A Short History of Harmony Hall

Marsh Street Mission

Marsh Street Mission

Harmony Hall started life in 1936 as the “Marsh Street Mission” set up to pursue “Christian social mission”. Back then, Walthamstow High Street was known as Marsh Street (because it runs down to the marshes). Marsh Street Mission was built in collaboration between The Shaftesbury Society and Marsh Street Congregational Church with monies from the closure of several Ragged Schools in London on the site of a previous Unitarian church. Marsh Street Congregational Church was the earliest Free Church presence in Walthamstow dating back to 1672 and was located on the High Street, opposite the Post Office/Natwest Bank.

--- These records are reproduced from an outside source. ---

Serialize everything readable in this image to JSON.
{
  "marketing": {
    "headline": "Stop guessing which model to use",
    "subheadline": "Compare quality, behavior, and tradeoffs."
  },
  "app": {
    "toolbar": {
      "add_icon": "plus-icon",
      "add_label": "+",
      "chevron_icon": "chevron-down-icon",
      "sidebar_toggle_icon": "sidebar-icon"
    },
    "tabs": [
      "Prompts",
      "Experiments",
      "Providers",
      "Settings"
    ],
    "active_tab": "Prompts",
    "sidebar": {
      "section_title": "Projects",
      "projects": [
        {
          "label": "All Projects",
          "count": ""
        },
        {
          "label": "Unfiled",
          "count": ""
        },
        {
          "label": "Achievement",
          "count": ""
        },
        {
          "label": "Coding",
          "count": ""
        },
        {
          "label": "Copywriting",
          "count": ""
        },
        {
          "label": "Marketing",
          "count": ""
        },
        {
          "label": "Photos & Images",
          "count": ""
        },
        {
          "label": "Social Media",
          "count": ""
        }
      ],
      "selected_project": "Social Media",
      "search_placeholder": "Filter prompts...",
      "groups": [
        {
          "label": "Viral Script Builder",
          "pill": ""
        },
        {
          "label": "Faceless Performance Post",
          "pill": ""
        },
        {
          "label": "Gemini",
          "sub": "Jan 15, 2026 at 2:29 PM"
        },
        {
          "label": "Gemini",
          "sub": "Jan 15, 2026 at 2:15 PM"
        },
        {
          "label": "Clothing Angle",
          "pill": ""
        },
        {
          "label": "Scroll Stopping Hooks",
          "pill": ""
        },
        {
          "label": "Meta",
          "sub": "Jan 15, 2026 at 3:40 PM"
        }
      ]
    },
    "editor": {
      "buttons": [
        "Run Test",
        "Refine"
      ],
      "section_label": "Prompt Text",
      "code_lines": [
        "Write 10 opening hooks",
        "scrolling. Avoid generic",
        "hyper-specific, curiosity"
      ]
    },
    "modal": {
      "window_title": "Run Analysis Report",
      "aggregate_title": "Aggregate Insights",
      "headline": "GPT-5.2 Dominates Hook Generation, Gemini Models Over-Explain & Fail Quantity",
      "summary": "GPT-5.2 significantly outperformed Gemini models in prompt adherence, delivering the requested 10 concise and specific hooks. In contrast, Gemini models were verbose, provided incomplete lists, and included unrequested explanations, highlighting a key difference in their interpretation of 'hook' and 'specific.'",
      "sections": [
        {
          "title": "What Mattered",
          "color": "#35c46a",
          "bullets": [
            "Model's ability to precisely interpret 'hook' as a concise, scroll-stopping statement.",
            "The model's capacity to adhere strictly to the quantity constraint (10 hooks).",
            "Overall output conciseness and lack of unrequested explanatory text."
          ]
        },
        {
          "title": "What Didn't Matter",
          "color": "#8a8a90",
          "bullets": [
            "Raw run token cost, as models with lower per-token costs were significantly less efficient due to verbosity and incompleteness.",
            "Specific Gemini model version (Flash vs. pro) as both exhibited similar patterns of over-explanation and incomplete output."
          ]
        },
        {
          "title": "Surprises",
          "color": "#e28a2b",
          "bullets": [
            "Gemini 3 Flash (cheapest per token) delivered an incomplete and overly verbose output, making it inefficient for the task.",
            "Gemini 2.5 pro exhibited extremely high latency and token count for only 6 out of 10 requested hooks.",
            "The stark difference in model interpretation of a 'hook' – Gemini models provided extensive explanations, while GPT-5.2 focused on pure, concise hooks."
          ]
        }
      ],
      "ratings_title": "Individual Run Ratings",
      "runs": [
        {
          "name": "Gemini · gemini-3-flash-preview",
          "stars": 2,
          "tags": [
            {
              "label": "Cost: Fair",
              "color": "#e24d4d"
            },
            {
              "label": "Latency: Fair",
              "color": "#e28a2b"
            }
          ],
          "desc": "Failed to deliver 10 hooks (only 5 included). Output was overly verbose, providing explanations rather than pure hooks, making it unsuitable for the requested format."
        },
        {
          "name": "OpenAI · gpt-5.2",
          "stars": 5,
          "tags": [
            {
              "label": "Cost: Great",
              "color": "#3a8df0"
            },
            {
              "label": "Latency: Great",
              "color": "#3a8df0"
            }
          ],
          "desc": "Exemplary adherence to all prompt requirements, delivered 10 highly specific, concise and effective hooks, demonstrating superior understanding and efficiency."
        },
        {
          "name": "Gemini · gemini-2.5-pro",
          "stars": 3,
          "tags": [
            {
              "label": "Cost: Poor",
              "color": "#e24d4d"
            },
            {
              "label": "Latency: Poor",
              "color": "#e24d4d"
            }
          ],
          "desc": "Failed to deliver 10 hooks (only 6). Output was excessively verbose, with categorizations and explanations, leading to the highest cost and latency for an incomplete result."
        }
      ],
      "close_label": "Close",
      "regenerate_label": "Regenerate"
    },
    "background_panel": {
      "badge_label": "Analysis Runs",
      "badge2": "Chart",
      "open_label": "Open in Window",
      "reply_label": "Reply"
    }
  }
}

During the 1940s, the Centre thrived providing outreach to many younger and older residents of Walthamstow. A large boys club called “The League of Three”, founded in 1906, moved here and provided activities for hundreds of local boys for many years such as a boxing club, badminton, tennis and woodwork. Also during the war years, an air raid shelter on the northern side of the Centre provided protection and refuge for many local residents.

Here is a link to the Walthamstow Guardian about a recent League of Three re-union. League of Three

Marsh Street Congregational Church merged with Trinity Church to become Marsh Street and Trinity United Reformed Church in 1965 who continued to manage it for several decades, passing responsibility on first to The Shaftesbury Society then a local neighbourhood group of churches.


Since 1999 CREST Waltham Forest, a charity which has been serving local people since 1971, became managing agent for the Centre, renamed Harmony Hall. In 2013, a small amount of capital works were done to the Centre enhancing improving access, its art exhibition space and performance arts potential.